McGee feared something had gone wrong.
But then the second explosion followed the first, and almost in slow motion, an enormous brick wall folded in on itself. Then came the third and the fourth and the fifth explosions, and even the red light on top of the chimney flickered out in the thick black haze. On the roof and on the hood and on the windshield of the car, bits of debris rained down like hail. Within moments, they could no longer see through the glass. In the backseat of the car, phone cradled in her hand, the old woman sat openmouthed, awestruck. The cigarette dangled between her lips, continuing to burn.

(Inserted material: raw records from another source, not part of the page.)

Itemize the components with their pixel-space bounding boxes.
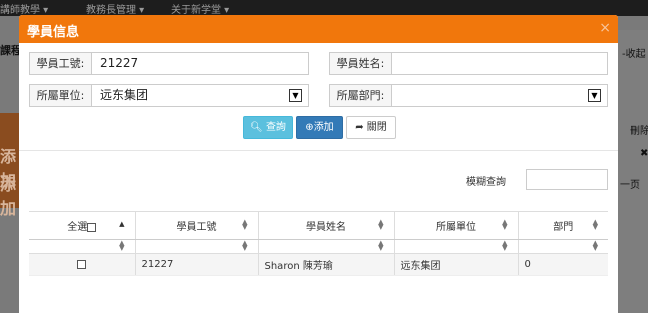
select-all-checkbox[interactable] — [87, 222, 97, 232]
divider — [19, 150, 618, 151]
close-icon[interactable]: × — [599, 20, 611, 36]
nav-item-about[interactable]: 关于新学堂 ▾ — [171, 1, 229, 16]
close-button-label: 關閉 — [366, 122, 387, 133]
column-header-department[interactable]: 部門 ▲ ▼ — [518, 211, 608, 240]
column-header-label: 學員工號 — [176, 222, 217, 233]
table-header-row: 全選 ▲ 學員工號 ▲ ▼ 學員姓名 ▲ ▼ 所屬單位 ▲ ▼ 部門 ▲ ▼ — [29, 211, 608, 240]
department-select[interactable]: ▼ — [391, 84, 608, 107]
filter-cell: ▲ ▼ — [29, 239, 136, 254]
filter-cell: ▲ ▼ — [394, 239, 519, 254]
unit-select-value: 远东集团 — [100, 88, 149, 102]
unit-select[interactable]: 远东集团 ▼ — [91, 84, 309, 107]
table-row[interactable]: 21227 Sharon 陳芳瑜 远东集团 0 — [29, 253, 608, 276]
employee-no-label: 學員工號: — [29, 52, 92, 75]
sort-icon[interactable]: ▲ ▼ — [593, 219, 598, 231]
column-header-employee-no[interactable]: 學員工號 ▲ ▼ — [135, 211, 259, 240]
fuzzy-search-input[interactable] — [526, 169, 608, 190]
background-right-panel: -收起 刪除 ✖ 一页 — [618, 30, 648, 313]
search-icon: 🔍︎ — [250, 122, 263, 133]
nav-item-academic[interactable]: 教務長管理 ▾ — [86, 1, 144, 16]
employee-no-input[interactable]: 21227 — [91, 52, 309, 75]
delete-button[interactable]: 刪除 — [630, 122, 648, 137]
collapse-link[interactable]: -收起 — [622, 45, 646, 60]
top-navigation-bar: 講師教學 ▾ 教務長管理 ▾ 关于新学堂 ▾ — [0, 0, 648, 16]
fuzzy-search-label: 模糊查詢 — [466, 177, 506, 188]
modal-title: 學員信息 — [27, 25, 80, 40]
chevron-down-icon[interactable]: ▼ — [588, 89, 601, 102]
query-button-label: 查詢 — [265, 122, 286, 133]
sort-icon[interactable]: ▲ ▼ — [378, 219, 383, 231]
column-header-label: 部門 — [553, 222, 574, 233]
modal-header: 學員信息 × — [19, 15, 618, 43]
sort-icon[interactable]: ▲ ▼ — [119, 240, 124, 252]
plus-circle-icon: ⊕ — [305, 122, 314, 133]
name-cell: Sharon 陳芳瑜 — [258, 253, 395, 276]
remove-icon[interactable]: ✖ — [640, 148, 648, 159]
student-info-modal: 學員信息 × 學員工號: 21227 學員姓名: 所屬單位: 远东集团 ▼ 所屬… — [19, 15, 618, 313]
select-all-label: 全選 — [67, 222, 88, 233]
add-button-label: 添加 — [313, 122, 334, 133]
query-button[interactable]: 🔍︎ 查詢 — [243, 116, 293, 139]
sort-icon[interactable]: ▲ ▼ — [502, 240, 507, 252]
department-cell: 0 — [518, 253, 608, 276]
chevron-down-icon[interactable]: ▼ — [289, 89, 302, 102]
name-input[interactable] — [391, 52, 608, 75]
select-all-header[interactable]: 全選 ▲ — [29, 211, 136, 240]
page-text: 一页 — [620, 180, 640, 191]
filter-cell: ▲ ▼ — [135, 239, 259, 254]
sort-icon[interactable]: ▲ ▼ — [378, 240, 383, 252]
sign-out-icon: ➦ — [355, 122, 364, 133]
sort-icon[interactable]: ▲ ▼ — [242, 240, 247, 252]
employee-no-cell: 21227 — [135, 253, 259, 276]
unit-cell: 远东集团 — [394, 253, 519, 276]
background-orange-block: 添加 添加 — [0, 113, 20, 218]
column-header-label: 所屬單位 — [436, 222, 476, 233]
sort-icon[interactable]: ▲ ▼ — [593, 240, 598, 252]
sort-asc-icon[interactable]: ▲ — [119, 220, 124, 228]
row-select-cell — [29, 253, 136, 276]
name-label: 學員姓名: — [329, 52, 392, 75]
sort-icon[interactable]: ▲ ▼ — [242, 219, 247, 231]
column-header-label: 學員姓名 — [306, 222, 346, 233]
unit-label: 所屬單位: — [29, 84, 92, 107]
column-header-unit[interactable]: 所屬單位 ▲ ▼ — [394, 211, 519, 240]
student-table: 全選 ▲ 學員工號 ▲ ▼ 學員姓名 ▲ ▼ 所屬單位 ▲ ▼ 部門 ▲ ▼ ▲… — [29, 211, 608, 276]
department-label: 所屬部門: — [329, 84, 392, 107]
add-button[interactable]: ⊕添加 — [296, 116, 343, 139]
nav-item-teacher[interactable]: 講師教學 ▾ — [0, 1, 48, 16]
row-checkbox[interactable] — [77, 259, 87, 269]
sort-icon[interactable]: ▲ ▼ — [502, 219, 507, 231]
column-header-name[interactable]: 學員姓名 ▲ ▼ — [258, 211, 395, 240]
background-add-text: 添加 — [0, 175, 17, 218]
filter-cell: ▲ ▼ — [518, 239, 608, 254]
filter-cell: ▲ ▼ — [258, 239, 395, 254]
table-filter-row: ▲ ▼ ▲ ▼ ▲ ▼ ▲ ▼ ▲ ▼ — [29, 239, 608, 254]
close-button[interactable]: ➦ 關閉 — [346, 116, 396, 139]
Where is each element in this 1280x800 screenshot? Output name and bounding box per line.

McGee opened the door and got out. Now fade away.
The dog appeared one afternoon, uninvited, walking in the open front door and settling down beside the mattress. It didn’t bark, didn’t sniff, didn’t explore. Went right ahead and made itself at home. It looked a bit like a corgi, squat with little legs. Dobbs couldn’t imagine how such a ridiculous animal could have made it out there in the wild.
Inside the house, Dobbs had been making do with whatever Clementine brought him. Which on the day the dog arrived turned out to be a sack of broccoli and a couple of eggs.
“He’s cute,” Clementine said.
But he was also filthy.
Dobbs groaned himself into a sitting position. “Where’d the eggs come from?”
Clementine shrugged. “May-May’s neighbor.” She lifted the eggs out of the sack and set them up in a wobbly row on the table. “He went somewhere, I guess. Left a bunch of chickens.”
She had a small knife in the bag, too. Through his swollen eyes, he watched her cut thick slices of cucumber. “Lean back,” she said.
She arranged the cool cucumbers on his lids, not quite as gently as he would have liked.
“Feel better?”
“Better than nothing.”
Clementine had been the one to find him after Mike and Tim left him here, bloodied, huddled up in a ball. Not for dead. Not yet. She’d risked another grounding, she’d pointed out, saving his life.